Dive Brief:
-
Evergy, a utility company, and Bluescape Energy Partners, an investment firm, are affiliated companies, the Federal Energy Regulatory Commission ruled Thursday in a decision that could sharpen the agency’s power market oversight.
-
Through its investment in Evergy, Bluescape received two seats of the 17 on the Kansas City, Missouri-based company’s board, with one seat being filled by the investment firm’s own executive chairman. Sharing board members triggered an affiliated status, even though Bluescape owns less than 10% of Evergy’s shares, the standard threshold for being deemed an affiliate by FERC, according to the decision.
-
FERC’s ruling will help ensure the integrity of power markets and protect utility customers, according to Tyson Slocum, energy program director for Public Citizen, a consumer watchdog group involved in the case at FERC. Based on the decision, FERC will likely deem FirstEnergy to be affiliated with investment bank Blackstone and holding company Icahn Enterprises due to similar involvement in FirstEnergy’s board, Slocum said.
Dive Insight:
Under the new policy, when FERC assesses Evergy’s ability to use its market power to affect electricity prices, the agency will include Bluescape’s assets, such as power plants, in that analysis, according to FERC Chairman Richard Glick.
“It's very important that we have the insight to understand when parties are affiliated so we can do a better job of regulating entities and overseeing their activities,” Glick said Thursday during the agency’s monthly meeting.
FERC’s revised affiliate policy could come into play, for example, when the agency reviews applications from utilities and other participants in power markets to sell electricity at market-based rates. In those reviews, FERC assesses whether the applicant has the ability to use market power to affect electricity prices.
The expanded policy could also help prevent self-dealing between affiliates, with a utility’s captive customers bearing the costs, according to Glick.
In its decision, FERC rejected Public Citizen’s call to also deem Elliott Management Corp. an Evergy affiliate for having gained two seats on the utility company’s board.
The Elliott board members are different from Bluescape’s board members because they are unaffiliated with Elliott and aren’t paid by Elliott, FERC said, whereas Bluescape’s executive chairman was named to Evergy’s board, FERC noted.
“Board membership confers rights, privileges, and access to non-public information, including information on commercial strategy and operations,” FERC said. “Where an investor’s own officer or director, or other appointee accountable to the investor, is appointed to the board of a public utility or holding company that owns public utilities, the investor itself will have those rights, privileges, and access, and thus the authority to influence significant decisions involving the public utility or public utility holding company.”
FERC gave Evergy 30 days to update its market power analysis with Bluescape’s generation and transmission assets and inputs to electric power production.

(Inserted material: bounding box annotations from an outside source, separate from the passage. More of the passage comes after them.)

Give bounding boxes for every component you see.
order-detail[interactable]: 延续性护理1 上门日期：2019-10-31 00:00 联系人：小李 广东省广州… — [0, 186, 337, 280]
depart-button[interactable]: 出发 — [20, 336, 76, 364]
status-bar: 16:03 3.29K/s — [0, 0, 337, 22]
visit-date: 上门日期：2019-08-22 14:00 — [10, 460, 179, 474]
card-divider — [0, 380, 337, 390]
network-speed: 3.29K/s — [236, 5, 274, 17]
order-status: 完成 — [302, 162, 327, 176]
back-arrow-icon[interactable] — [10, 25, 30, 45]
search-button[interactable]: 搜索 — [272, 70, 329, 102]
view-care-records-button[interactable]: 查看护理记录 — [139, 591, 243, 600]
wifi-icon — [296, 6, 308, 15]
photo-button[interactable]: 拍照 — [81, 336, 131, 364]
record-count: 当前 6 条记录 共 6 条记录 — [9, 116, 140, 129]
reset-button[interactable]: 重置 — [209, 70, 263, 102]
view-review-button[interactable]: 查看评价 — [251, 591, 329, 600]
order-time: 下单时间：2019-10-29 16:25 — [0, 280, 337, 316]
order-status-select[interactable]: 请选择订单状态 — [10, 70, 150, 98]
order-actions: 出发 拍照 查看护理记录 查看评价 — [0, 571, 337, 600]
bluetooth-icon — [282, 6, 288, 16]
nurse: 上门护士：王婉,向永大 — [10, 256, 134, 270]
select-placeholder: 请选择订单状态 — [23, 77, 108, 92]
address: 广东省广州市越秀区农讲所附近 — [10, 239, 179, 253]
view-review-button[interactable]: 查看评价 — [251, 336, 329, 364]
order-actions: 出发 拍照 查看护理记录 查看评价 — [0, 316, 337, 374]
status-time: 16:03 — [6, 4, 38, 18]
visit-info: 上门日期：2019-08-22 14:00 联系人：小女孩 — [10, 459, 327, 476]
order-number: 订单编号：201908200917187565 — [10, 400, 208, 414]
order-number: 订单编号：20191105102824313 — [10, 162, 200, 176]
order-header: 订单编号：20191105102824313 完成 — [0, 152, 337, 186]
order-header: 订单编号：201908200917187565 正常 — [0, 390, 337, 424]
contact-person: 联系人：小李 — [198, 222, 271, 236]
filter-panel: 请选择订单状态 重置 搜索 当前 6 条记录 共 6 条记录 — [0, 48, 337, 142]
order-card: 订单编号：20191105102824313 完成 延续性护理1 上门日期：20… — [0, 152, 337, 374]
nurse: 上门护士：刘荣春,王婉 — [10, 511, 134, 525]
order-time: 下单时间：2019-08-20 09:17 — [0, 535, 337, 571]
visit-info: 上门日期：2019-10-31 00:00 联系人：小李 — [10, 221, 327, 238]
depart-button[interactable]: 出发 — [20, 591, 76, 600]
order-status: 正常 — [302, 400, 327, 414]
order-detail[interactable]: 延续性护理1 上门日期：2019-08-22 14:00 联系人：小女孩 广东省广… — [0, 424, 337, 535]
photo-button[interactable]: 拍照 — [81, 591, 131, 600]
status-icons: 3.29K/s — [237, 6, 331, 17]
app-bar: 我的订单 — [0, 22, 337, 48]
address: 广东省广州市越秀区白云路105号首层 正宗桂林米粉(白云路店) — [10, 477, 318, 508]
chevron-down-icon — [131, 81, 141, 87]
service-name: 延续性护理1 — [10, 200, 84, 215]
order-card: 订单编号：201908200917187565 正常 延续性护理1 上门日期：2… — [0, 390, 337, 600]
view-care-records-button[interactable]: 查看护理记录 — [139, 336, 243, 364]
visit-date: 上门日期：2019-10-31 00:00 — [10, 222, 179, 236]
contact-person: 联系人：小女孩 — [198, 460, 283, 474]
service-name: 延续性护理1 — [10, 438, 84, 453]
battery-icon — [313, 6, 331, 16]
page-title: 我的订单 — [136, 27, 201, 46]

The decision will likely affect FirstEnergy, which has given a Blackstone employee and two Icahn Enterprises employees seats on its board, according to Slocum.
FirstEnergy will likely have to conduct screens to assess its market power, with Blackstone’s power plants included in those screens, Slocum said.
Public Citizen in August urged FERC to deem Blackstone and Icahn Enterprises to be FirstEnergy affiliates.